This project investigates IBM Human Resources Attrition Data Set.
I want to thank Natasha for the blog on People Analytic for providing background knowledge for me to understand Human Resources departmets. I also want to thank IBM analysts for providing data set on Kaggle.
Companies hire many employees every year. To create a positive working and learning environment, firms invest time and money in trianing the new members and also to get existing employees involved as well. The goal of these programs aim to increase the effectiveness of the employees and in doing so the firm as a whole can have better output in long run.
The single most important feature we are interested in is attrition. Attrition in human resources refer to the gradual loss of employees over time. In general relatively high attrition is problematic for companies. Human Resource professionals often asume a leadership role in designing company compensation programs, work culture and motivation systems that help the organization retain top employees.
To investigate this topic, I use IBM HR Analytics Employee Attrition and Performance Dataset. There are total of 1470 samples and 35 features. Among the target, Attrition, there are 237 candidates committed to Yes (i.e. left the company) and the rest 1233 candidates committed to No (i.e. stayed at the company).
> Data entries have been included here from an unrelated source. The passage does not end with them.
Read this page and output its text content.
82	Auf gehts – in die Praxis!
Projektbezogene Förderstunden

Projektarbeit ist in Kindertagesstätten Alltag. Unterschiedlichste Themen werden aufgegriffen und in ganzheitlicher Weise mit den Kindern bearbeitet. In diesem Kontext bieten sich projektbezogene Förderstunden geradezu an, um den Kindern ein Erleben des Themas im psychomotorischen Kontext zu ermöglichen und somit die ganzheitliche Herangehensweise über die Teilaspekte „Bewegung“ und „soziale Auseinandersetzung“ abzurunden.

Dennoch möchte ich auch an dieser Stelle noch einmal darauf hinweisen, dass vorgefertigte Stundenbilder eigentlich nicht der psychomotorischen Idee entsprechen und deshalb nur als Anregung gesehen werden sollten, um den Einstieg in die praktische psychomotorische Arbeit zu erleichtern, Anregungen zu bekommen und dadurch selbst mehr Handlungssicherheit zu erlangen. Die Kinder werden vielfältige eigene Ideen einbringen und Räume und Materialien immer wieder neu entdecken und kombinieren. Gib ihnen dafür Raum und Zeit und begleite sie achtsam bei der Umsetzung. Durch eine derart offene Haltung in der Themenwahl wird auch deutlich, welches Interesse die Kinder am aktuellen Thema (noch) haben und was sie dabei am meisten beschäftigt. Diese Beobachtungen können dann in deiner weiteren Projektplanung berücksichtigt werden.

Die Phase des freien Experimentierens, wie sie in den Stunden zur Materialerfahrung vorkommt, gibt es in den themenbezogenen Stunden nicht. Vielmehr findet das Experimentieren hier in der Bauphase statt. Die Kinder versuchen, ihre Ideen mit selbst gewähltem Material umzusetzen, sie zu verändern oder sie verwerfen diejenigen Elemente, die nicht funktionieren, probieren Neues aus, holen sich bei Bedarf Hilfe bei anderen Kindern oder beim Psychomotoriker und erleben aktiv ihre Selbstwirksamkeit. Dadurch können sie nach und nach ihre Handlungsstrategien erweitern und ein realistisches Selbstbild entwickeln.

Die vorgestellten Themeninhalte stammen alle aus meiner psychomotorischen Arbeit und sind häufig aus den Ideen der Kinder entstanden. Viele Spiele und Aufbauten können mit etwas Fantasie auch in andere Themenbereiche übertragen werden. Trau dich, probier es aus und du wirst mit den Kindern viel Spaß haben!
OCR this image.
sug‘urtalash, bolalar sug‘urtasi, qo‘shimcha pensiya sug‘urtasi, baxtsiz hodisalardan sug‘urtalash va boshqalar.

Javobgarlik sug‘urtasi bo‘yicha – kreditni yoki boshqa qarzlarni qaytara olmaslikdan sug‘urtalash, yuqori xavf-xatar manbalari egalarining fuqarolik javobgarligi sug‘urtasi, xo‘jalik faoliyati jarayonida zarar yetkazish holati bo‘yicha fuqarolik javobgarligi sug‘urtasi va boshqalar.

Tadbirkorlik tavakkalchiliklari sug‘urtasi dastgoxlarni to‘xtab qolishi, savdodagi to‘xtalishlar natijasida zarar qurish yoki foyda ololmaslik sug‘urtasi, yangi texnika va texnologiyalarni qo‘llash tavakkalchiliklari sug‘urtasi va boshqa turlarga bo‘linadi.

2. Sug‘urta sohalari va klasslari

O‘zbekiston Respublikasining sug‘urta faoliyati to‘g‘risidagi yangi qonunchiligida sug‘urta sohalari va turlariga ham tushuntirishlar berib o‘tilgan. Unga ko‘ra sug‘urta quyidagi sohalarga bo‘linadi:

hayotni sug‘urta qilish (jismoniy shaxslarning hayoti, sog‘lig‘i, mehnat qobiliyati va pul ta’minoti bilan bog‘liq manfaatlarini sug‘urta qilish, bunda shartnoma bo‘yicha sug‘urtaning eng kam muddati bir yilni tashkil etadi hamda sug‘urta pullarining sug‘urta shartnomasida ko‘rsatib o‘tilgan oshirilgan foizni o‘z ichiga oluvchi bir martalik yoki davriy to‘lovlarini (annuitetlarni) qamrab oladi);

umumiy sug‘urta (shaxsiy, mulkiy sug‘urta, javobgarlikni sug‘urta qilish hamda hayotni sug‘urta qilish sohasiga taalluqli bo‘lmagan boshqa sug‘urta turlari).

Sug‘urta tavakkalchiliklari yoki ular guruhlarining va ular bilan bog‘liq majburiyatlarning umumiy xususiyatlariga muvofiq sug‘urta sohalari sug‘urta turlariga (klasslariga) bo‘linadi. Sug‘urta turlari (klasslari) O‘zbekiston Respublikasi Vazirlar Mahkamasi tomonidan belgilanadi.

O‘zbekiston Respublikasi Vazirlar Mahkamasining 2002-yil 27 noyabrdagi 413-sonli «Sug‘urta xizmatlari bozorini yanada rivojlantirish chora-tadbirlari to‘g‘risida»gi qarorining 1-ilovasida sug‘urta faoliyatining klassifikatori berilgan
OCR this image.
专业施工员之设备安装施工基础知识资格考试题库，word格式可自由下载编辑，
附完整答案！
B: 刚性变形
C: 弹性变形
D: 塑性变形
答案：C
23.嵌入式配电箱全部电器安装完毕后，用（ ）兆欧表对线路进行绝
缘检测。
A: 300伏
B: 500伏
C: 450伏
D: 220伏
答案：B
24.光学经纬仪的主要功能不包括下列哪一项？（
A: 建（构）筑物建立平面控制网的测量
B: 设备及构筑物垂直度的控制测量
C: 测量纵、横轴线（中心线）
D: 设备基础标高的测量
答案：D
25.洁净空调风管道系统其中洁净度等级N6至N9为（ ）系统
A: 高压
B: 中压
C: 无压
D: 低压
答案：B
We can explore using histograms and correlation plots.
Multiple histograms:
Correlation plot:
Based on correlation, Attrition is associated negatively with Age, JobInvolvement, JobLevel, Jobsatisfaction, MonthlyIncome, StockOptionLevel, TotalWorkingYears, YearsAtCompany, YearsInCurrentCompany, YearsInCurrentRole, and YearsWithCurrManager.
For the people who left the firm (committed to Yes to Attrition), the most common JobRole is Laboratory Technician and Sales Representative. From our analysis below, we see that the Laboratory Technician who spent a year at the firm and than left sat on a high of 30.9% among those who committed Yes to Attrition. The second is Sales Representative that stayed at the firm for a year, at 9.1%. The third group of people who stayed at the firm for a year and left are Research Scientist, at a shy of 17.6%. These are the top three demographics that contribute to the Attrition the highest.
We select the following variables based on partition influence measure.
Top Module | Measure | Variables Names |
---|---|---|
8, 15, 29 | 13.86 | EducationField, JobRole, YearsAtCompany |
15, 29 | 13.3 | JobRole, YearsAtCompany |
We attempted using Bagging, Gradient Boosting Machine, Naive Bayes, Linear Model, Random Forest, iterative Random Forest, and Bayesian Additive Regression Tree (BART).
Name | Result (Measured by AUC) |
---|---|
Bagging or Bootstrap Aggregation | 0.904 |
Gradient Boosting Machine | 0.526 |
Naive Bayes | 0.50 |
Linear Model or Least Squares | 0.745 |
Random Forest | 0.544 |
iterative Random Forest | 0.808 |
Bayesian Additive Regression Tree (BART) | 0.890 |
The implication is that a new candidate walks in the door and by collecting the information of EducationField, JobRole, and YearsAtCompany I can tell manager this employee will commit Yes to Attrition with a certain probability that is on average 90% accurate!